Victoria built a desal plant in 2012 that was immediately mothballed because the rains came back and the dams that weren’t supposed to fill, got full. The total cost will be something like $18 – $24 billion.

Last year the Victorian government decided to order some water for fun anyway (or it might have been a PR trick so that people couldn’t mock them for paying for a Desal plant that was “never” used). But on Dec 11, the plant started and immediately tripped a circuit breaker  (see also The Herald Sun). Stuff got damaged, and three weeks later no one is exactly sure why that happened, so it still isn’t running.

Victorian Dams are over 70% full, the state has just suffered major flooding.
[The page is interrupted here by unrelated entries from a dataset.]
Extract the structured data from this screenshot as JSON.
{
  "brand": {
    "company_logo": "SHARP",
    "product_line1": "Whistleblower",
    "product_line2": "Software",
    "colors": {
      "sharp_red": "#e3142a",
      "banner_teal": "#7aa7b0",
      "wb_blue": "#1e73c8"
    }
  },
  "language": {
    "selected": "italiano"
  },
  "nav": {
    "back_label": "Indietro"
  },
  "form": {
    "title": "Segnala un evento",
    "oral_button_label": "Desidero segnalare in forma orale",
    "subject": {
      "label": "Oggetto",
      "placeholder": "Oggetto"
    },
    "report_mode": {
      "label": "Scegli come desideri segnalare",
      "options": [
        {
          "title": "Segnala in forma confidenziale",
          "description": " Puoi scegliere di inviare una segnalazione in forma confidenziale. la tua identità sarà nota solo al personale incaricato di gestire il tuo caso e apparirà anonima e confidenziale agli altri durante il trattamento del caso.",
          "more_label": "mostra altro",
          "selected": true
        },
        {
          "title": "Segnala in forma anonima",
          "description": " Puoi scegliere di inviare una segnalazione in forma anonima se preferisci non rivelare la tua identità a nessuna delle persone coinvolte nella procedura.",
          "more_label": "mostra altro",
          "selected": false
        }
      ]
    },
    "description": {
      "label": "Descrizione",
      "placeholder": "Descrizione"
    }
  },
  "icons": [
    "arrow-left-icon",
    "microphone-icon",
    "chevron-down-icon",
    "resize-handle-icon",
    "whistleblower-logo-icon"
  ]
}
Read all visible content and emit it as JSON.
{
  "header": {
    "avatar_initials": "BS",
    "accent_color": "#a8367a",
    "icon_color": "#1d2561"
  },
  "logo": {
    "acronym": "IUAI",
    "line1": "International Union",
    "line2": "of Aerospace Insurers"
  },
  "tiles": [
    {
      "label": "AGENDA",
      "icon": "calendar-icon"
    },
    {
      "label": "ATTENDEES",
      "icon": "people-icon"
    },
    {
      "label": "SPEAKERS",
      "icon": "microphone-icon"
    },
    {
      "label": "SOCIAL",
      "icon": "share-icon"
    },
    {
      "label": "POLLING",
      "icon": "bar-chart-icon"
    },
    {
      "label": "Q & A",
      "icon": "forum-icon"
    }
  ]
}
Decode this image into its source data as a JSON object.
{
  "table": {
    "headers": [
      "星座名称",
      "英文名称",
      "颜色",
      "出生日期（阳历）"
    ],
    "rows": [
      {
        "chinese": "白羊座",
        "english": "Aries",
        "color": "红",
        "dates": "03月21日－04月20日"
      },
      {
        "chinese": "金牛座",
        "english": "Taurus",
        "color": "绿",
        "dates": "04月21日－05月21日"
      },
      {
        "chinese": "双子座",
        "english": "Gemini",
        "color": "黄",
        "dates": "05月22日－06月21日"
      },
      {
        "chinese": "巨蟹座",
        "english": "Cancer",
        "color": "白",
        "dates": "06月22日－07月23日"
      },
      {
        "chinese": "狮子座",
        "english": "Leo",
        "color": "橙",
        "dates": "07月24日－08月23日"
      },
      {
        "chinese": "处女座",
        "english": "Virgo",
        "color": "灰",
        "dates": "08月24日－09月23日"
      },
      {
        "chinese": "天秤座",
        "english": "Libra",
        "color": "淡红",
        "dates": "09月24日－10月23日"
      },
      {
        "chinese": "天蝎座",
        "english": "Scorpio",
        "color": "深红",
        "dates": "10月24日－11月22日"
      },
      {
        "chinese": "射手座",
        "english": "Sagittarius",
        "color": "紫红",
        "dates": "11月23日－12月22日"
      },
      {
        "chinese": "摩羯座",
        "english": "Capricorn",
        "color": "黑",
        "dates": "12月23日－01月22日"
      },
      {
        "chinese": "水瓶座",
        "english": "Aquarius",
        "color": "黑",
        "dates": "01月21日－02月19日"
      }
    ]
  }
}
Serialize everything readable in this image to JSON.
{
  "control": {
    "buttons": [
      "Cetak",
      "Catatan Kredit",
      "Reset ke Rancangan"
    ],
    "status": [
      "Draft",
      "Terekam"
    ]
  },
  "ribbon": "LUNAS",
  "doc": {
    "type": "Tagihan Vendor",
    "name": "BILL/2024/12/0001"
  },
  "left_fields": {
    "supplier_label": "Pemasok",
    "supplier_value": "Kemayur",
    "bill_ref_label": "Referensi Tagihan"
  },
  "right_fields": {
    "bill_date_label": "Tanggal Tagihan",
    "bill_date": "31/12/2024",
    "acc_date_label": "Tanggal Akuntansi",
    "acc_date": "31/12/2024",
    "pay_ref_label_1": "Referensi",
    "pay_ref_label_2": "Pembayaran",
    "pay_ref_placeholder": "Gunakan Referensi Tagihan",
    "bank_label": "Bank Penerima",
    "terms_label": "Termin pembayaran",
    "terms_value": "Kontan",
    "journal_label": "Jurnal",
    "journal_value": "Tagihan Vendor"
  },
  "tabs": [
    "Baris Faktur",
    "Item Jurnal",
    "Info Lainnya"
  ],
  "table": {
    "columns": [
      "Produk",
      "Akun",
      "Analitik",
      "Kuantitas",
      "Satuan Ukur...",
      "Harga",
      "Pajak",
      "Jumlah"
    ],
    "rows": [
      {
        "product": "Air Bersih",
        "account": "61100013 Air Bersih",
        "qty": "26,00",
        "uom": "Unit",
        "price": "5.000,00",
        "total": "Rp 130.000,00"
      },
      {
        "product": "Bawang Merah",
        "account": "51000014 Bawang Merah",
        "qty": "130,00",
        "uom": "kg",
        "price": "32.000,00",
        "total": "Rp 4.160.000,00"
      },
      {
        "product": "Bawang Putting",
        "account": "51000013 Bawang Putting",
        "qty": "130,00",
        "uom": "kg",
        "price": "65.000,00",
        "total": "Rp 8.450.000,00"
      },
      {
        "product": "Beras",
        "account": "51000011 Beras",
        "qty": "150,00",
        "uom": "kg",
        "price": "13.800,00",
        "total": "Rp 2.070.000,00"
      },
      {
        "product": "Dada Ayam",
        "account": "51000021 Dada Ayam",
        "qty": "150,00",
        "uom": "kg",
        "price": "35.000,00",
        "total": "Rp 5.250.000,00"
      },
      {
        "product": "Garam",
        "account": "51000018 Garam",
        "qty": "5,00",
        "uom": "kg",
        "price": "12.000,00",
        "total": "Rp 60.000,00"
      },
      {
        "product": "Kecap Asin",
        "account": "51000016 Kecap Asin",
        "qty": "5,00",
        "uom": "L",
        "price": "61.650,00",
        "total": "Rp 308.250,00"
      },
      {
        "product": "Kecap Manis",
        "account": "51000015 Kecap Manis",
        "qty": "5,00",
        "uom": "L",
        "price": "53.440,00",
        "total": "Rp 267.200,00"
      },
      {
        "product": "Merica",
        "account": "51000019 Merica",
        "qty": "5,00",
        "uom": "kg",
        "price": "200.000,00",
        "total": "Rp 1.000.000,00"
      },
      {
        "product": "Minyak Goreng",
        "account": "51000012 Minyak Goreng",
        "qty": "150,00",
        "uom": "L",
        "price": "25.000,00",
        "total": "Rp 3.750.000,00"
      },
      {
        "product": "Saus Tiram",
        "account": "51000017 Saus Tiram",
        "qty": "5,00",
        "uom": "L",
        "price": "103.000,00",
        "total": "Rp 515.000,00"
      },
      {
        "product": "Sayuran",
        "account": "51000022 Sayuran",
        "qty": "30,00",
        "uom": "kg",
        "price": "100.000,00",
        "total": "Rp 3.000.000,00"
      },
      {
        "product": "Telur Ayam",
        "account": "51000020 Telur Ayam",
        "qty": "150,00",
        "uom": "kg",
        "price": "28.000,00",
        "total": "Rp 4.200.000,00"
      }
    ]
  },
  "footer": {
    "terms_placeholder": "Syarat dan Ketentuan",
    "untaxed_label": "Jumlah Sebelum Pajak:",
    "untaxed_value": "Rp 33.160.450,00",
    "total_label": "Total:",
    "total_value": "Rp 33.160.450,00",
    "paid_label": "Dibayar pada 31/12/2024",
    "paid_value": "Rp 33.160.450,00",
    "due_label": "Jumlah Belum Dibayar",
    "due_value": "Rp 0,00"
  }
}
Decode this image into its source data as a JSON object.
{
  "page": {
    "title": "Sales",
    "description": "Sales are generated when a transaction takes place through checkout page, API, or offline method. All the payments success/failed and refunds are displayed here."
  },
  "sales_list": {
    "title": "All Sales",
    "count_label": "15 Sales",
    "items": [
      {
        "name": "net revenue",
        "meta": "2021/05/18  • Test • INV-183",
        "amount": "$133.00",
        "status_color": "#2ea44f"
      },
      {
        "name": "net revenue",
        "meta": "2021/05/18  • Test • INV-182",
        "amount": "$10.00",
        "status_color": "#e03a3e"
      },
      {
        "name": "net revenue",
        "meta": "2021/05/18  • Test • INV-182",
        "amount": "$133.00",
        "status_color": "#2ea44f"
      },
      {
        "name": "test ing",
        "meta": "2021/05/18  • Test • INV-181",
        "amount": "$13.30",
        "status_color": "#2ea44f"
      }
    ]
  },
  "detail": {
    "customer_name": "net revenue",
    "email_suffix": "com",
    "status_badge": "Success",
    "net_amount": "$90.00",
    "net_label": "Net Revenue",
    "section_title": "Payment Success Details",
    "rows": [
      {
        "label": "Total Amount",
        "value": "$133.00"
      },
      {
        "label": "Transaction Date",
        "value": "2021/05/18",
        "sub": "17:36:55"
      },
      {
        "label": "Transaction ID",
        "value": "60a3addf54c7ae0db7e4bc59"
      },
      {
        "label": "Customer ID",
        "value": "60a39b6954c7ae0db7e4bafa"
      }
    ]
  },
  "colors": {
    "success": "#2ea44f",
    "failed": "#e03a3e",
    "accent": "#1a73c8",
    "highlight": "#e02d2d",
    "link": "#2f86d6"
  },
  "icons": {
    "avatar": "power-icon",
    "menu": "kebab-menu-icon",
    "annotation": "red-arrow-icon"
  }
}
The Water Minister Lisa Neville promised on Friday that the 50 gigalitres of water (about a tenth of Sydney Harbour’s capacity) that is contractually due to be delivered by June 30 will still arrive on time.” — The Age.

I bet Victorians are relieved to know that the water they don’t need won’t be late.

The costs of the climate panic are still coming:

The order of 50 billion litres will see yearly household water bills rise by $12.

“Daniel Andrews sat around the cabinet table when the decision was made to waste $24 billion on a desal plant we do not need and now does not work,” said Shadow Minister for Water Peter Walsh.

Around Australia about  $1 billion a year is wasted on Desal plants no one uses.

With only 150 years of rainfall data to go from, who could have predicted that 2016 rainfall would be average?

Melbourne rainfall graph.

Melbourne Regional Office rainfall up to 2012.

Any competition for this years government waste award?

Most Useless Flagrant Flop of Government (MUFFOG 2012): Finalist — Victorian Desal

h/t Ian.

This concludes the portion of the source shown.